Integrating this application into the classroom can reap a lot of positive benefits, or also cause a negative effects. An application that I found that would be useful in the classroom was called  "tweetscan." This is an app that weeds out all of the searches that don't have anything to do with your topic, and only give you the posts that deal with your topic directly. According to, "In the innovative world of Microblogging, one site aims to organize it all. Tweet Scan searches Twitter,, and other Laconica-based sites with more being added all the time." This would be useful in the classroom when having a book talk. For example, you could type in the title of your book, lets say, "To Kill a Mockingbird," and you would read what other people had to say about it. You could pick someone to follow, and either form a book talk group or club, and discuss your thoughts on the book. You can either agree or disagree with someone's feelings on the book based on their thoughts posted in their answer to "what are you doing?" This would be useful in the classroom because it would integrate technology into the classroom when it could originally have been absent.  This gets students who are constantly on the computer trying to sneak on their myspace or "facebook" a reason to actually enjoy getting online in the classroom and it be allowed. This application would come in handy for this type of project because it allows a "search" of posts made by people and the students in the classroom would be allowed to research someone to follow and comment on their book reviews.

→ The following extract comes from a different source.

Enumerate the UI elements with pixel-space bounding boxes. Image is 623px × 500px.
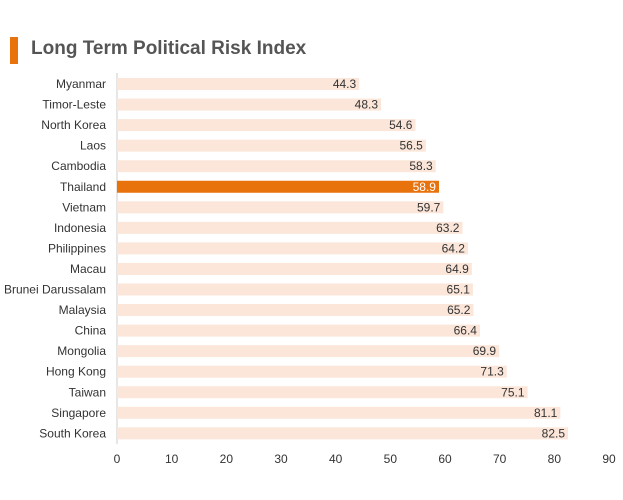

This could also be a negative thing in the classroom because students would have free reign of the website "Twitter" and could basically search, or post, whatever they like. The teacher would have to monitor the classroom very carefully to make sure that this would be used for educational purposes only. The username the students would create would all be fake names, to protect the privacy of the students names online. The usernames would all be "exampleturnage" with the same tag for each student. This would make it easier to follow the students and also monitor their posts. 

I feel like tweetscan in conjunction with tweeter would be a great and fun way to integrate technology into a High School English classroom. It would be difficult to monitor, but I feel that students researching others' opinions on books discussed in class would encourage discussion and in-depth thinking about literature in the classroom.